I dati sono impietosi, seguono, anzi anticipano il caos libico: c'è stato un calo di un terzo delle nostre forniture meccaniche nel 2014, ancor peggio (-58%) è andata per i mezzi di trasporto, quasi il 40 per cento di contrazione per quel che riguarda i metalli. Per non parlare dei crediti che le nostre imprese reclamano: ad ottobre del 2014, più di 650 milioni. Le prospettive? Un black-out del commercio.
L’Eni, per esempio, pensa ormai a concentrare il suo interesse sulle piattaforme offshore, anche se i suoi pozzi, sinora, sono funzionanti (a tenere in servizio gli impianti è personale quasi tutto libico, addestrato dai colleghi italiani). Il gasdotto Greenstream che parte dal centro di trattamento di Mellitah ed arriva al terminale di Gela, nel 2014 ha visto transitare 10 milioni di metri cubi di gas, mentre nel 2010 erano stati 25 milioni.

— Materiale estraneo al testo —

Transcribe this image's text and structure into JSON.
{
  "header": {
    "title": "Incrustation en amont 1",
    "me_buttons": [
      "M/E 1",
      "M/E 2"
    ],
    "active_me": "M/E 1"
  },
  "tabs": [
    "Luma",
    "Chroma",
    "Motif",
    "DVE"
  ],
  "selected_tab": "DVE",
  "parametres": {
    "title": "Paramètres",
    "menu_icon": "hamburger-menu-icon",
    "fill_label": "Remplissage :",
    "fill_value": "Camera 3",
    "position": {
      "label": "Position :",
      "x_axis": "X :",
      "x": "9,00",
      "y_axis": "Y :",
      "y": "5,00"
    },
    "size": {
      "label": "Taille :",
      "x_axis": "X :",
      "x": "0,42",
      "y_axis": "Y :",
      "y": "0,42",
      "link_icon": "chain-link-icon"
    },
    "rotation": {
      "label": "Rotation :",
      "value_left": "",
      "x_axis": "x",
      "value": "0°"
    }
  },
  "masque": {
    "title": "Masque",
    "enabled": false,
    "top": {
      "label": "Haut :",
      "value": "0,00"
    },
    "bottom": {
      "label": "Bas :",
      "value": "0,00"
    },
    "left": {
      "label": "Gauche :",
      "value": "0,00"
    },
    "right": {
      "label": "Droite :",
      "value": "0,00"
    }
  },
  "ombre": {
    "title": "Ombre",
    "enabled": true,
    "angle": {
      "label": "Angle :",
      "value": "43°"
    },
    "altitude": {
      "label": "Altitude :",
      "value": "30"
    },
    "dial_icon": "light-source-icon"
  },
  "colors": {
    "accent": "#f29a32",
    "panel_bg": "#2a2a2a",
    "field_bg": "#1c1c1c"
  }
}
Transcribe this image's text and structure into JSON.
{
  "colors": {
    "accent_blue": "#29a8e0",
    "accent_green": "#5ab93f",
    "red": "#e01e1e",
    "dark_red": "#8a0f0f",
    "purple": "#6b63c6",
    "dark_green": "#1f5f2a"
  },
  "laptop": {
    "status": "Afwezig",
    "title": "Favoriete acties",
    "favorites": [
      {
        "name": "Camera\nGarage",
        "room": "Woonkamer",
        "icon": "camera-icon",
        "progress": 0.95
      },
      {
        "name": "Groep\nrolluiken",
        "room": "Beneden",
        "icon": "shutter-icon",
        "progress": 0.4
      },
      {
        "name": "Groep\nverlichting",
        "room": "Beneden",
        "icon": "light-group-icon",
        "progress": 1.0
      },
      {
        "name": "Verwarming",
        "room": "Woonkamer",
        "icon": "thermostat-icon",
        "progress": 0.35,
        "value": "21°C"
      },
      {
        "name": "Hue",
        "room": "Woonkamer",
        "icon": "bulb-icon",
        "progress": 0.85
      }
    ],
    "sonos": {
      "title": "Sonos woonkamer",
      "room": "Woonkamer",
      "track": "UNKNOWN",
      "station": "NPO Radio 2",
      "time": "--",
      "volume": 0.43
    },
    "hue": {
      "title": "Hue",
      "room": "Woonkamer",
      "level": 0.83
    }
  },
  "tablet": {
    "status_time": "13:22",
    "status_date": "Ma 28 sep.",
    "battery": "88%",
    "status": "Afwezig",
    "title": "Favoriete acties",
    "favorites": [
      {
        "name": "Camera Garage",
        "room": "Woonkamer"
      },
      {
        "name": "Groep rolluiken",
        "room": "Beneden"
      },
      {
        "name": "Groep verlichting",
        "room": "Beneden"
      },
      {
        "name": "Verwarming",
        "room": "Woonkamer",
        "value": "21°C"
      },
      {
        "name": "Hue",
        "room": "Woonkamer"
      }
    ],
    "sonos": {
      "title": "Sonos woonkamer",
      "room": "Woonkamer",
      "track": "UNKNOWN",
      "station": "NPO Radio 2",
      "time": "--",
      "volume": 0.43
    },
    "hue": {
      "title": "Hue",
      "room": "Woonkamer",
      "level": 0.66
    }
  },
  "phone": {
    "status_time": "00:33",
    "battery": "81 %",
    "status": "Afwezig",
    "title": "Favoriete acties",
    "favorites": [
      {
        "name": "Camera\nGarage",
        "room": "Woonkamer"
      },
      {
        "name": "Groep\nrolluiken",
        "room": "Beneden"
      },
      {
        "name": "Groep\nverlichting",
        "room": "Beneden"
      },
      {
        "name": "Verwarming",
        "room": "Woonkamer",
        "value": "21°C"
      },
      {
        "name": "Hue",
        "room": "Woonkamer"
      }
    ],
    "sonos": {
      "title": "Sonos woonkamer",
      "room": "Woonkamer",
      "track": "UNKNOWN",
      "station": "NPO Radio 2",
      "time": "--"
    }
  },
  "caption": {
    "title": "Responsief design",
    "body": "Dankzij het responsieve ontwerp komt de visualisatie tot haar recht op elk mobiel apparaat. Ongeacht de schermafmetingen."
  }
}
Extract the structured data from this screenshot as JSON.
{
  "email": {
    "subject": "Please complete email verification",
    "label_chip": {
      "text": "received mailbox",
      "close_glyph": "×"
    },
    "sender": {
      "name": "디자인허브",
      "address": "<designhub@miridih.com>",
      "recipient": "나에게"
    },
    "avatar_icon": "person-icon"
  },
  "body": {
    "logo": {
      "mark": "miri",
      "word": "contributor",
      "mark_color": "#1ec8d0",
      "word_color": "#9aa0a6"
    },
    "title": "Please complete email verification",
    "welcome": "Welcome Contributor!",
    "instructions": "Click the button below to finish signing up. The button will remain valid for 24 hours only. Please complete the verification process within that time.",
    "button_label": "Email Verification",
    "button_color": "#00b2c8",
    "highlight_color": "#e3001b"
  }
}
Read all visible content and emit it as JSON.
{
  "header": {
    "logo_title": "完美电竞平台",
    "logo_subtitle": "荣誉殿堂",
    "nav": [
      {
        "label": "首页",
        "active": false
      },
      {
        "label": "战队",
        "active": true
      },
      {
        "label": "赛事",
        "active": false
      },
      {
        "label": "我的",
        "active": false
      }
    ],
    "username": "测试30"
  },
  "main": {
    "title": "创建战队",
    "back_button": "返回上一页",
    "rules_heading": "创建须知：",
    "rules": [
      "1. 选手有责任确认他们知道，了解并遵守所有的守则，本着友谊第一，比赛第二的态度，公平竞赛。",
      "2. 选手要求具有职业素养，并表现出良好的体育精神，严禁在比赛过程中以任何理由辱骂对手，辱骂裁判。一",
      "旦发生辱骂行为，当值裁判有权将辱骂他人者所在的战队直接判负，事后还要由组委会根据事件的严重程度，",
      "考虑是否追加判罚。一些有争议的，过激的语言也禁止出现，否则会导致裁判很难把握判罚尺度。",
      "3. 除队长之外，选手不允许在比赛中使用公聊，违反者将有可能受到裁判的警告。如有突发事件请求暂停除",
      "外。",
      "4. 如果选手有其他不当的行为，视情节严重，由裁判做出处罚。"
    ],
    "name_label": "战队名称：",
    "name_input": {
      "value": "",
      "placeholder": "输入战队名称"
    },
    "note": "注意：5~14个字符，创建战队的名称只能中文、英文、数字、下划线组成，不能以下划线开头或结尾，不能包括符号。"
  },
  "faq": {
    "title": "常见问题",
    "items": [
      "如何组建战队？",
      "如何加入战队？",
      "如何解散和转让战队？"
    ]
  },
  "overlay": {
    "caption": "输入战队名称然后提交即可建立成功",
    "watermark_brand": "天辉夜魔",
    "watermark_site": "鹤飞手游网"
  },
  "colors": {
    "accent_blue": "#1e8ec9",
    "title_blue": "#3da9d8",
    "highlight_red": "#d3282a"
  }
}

TUTTI I PROGETTI RIMASTI IN SOSPESO
Scappano, gli italiani, che hanno tenuto duro sin che potevano, aggrappati ai proclami post-gheddafiani di una Libia ambiziosa, pronta a investire miliardi di euro in progetti grandiosi ed imponenti trasformazioni infrastrutturali. Ma anche lì, in un paese senza legge, si è vista tutta la fragilità della Libia e la nostra diplomazia , capace di elaborare una politica spicciola, day by day o quasi.
L’Italia aveva – col governo Monti – rilanciato il discusso accordo firmato a Bengasi il 30 agosto del 2008 da Gheddafi e Berlusconi (ratificato dal parlamento italiano il 3 febbraio del 2009) che prevedeva la realizzazione dell'autostrada “dell’amicizia” dalla frontiera con la Tunisia a quella con l'Egitto, 1700 chilometri (valore dell’appalto: 3 miliardi di euro) più un’altra autostrada di 400 chilometri, quella “costiera” (963 milioni), e il coinvolgimento di duemila operai.
kamikaze isis in azione in libia
L’autostrada dell’amicizia farebbe assai comodo alle milizie dell’Is... il consorzio che la dovrebbe costruire vede alla guida Salini-Impregilo, con Condotte, Pizzarotti e la Cmc di Ravenna, insomma un affare politicamente ecumenico. Allo stato attuale, sono iniziati gli sbancamenti previsti nel primo lotto (400 km, 12 ponti, 8 aree di servizio, 6 parcheggi: costo previsto 944,5 milioni).
C’è la protezione delle guardie libiche. Ma fino a quando? E a chi fedeli? Persino uno come l’ex imprenditore Bruno Dal-masso, che ha 82 anni e dal 1975 vive a Tripoli (è il “custode” del cimitero italiano), ha deciso di tornare a Bordighera, ormai non ci crede più. Gheddafi gli aveva ritirato il passaporto, ma Dalmasso ha detto che adesso è molto peggio, “quelli che ci sono ora fanno diecimila volte più male di quello che ha fatto il Colonnello”.